Please submit your results of **Val set** on

- 💯 v1 server (Closing Soon): [**CodaLab**](https://codalab.lisn.upsaclay.fr/competitions/15094)
- 💯 v2 server: [**CodaBench**](https://www.codabench.org/competitions/11420/).

It is strongly suggested to first evaluate your model locally using the **Val<sup>u</sup>** set before submitting your results of the **Val** to the online evaluation system.

## File Structure

The dataset follows a similar structure as [Refer-YouTube-VOS](https://youtube-vos.org/dataset/rvos/).

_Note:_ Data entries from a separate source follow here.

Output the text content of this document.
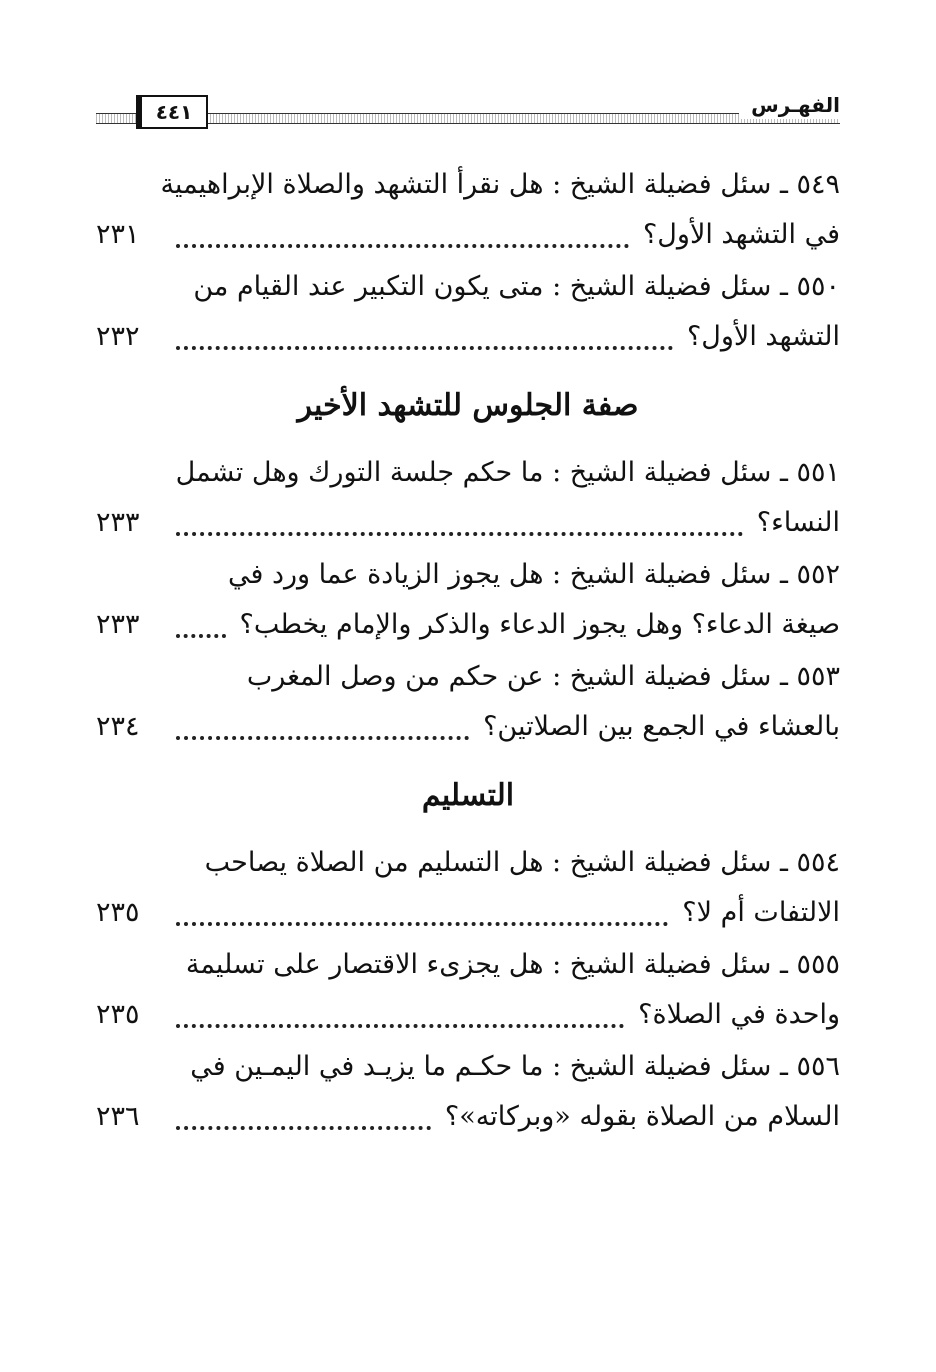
٤٤١	الفهـرس
٥٤٩ ـ سئل فضيلة الشيخ : هل نقرأ التشهد والصلاة الإبراهيمية
في التشهد الأول؟
٢٣١
٥٥٠ ـ سئل فضيلة الشيخ : متى يكون التكبير عند القيام من
التشهد الأول؟
٢٣٢
صفة الجلوس للتشهد الأخير
٥٥١ ـ سئل فضيلة الشيخ : ما حكم جلسة التورك وهل تشمل
النساء؟
٢٣٣
٥٥٢ ـ سئل فضيلة الشيخ : هل يجوز الزيادة عما ورد في
صيغة الدعاء؟ وهل يجوز الدعاء والذكر والإمام يخطب؟
٢٣٣
٥٥٣ ـ سئل فضيلة الشيخ : عن حكم من وصل المغرب
بالعشاء في الجمع بين الصلاتين؟
٢٣٤
التسليم
٥٥٤ ـ سئل فضيلة الشيخ : هل التسليم من الصلاة يصاحب
الالتفات أم لا؟
٢٣٥
٥٥٥ ـ سئل فضيلة الشيخ : هل يجزىء الاقتصار على تسليمة
واحدة في الصلاة؟
٢٣٥
٥٥٦ ـ سئل فضيلة الشيخ : ما حكـم ما يزيـد في اليمـين في
السلام من الصلاة بقوله «وبركاته»؟
٢٣٦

Each split of the dataset consists of three parts: `JPEGImages`, which holds the frame images, `meta_expressions.json`, which provides referring expressions and metadata of videos, and `mask_dict.json`, which contains the ground-truth masks of objects. Ground-truth segmentation masks are saved in the format of COCO RLE, and expressions are organized similarly like Refer-Youtube-VOS.

Please note that while annotations for all frames in the **Train** set and the **Val<sup>u</sup>** set are provided, the **Val** set only provide frame images and referring expressions for inference.

```
mevis
├── train                       // Split Train
│   ├── JPEGImages
│   │   ├── <video #1  >
│   │   ├── <video #2  >
│   │   └── <video #...>
│   │
│   ├── mask_dict.json
│   └── meta_expressions.json
│
├── valid_u                     // Split Val^u
│   ├── JPEGImages
│   │   └── <video ...>
│   │
│   ├── mask_dict.json
│   └── meta_expressions.json
│
└── valid                       // Split Val
    ├── JPEGImages
    │   └── <video ...>
    │
    └── meta_expressions.json

```

## BibTeX

Please consider to cite MeViS if it helps your research.

```latex
@inproceedings{MeViS,
  title={{MeViS}: A Large-scale Benchmark for Video Segmentation with Motion Expressions},
  author={Ding, Henghui and Liu, Chang and He, Shuting and Jiang, Xudong and Loy, Chen Change},
  booktitle={ICCV},
  year={2023}
}
```

```latex
@inproceedings{GRES,
  title={{GRES}: Generalized Referring Expression Segmentation},
  author={Liu, Chang and Ding, Henghui and Jiang, Xudong},
  booktitle={CVPR},
  year={2023}
}
```

```latex
@article{VLT,
  title={{VLT}: Vision-language transformer and query generation for referring segmentation},
  author={Ding, Henghui and Liu, Chang and Wang, Suchen and Jiang, Xudong},
  journal={IEEE Transactions on Pattern Analysis and Machine Intelligence},
  year={2023},
  publisher={IEEE}
}
```

A majority of videos in MeViS are from [MOSE: Complex Video Object Segmentation Dataset](https://henghuiding.github.io/MOSE/).

```latex
@inproceedings{MOSE,
  title={{MOSE}: A New Dataset for Video Object Segmentation in Complex Scenes},
  author={Ding, Henghui and Liu, Chang and He, Shuting and Jiang, Xudong and Torr, Philip HS and Bai, Song},
  booktitle={ICCV},
  year={2023}
}
```

MeViS is licensed under a CC BY-NC-SA 4.0 License. The data of MeViS is released for non-commercial research purpose only.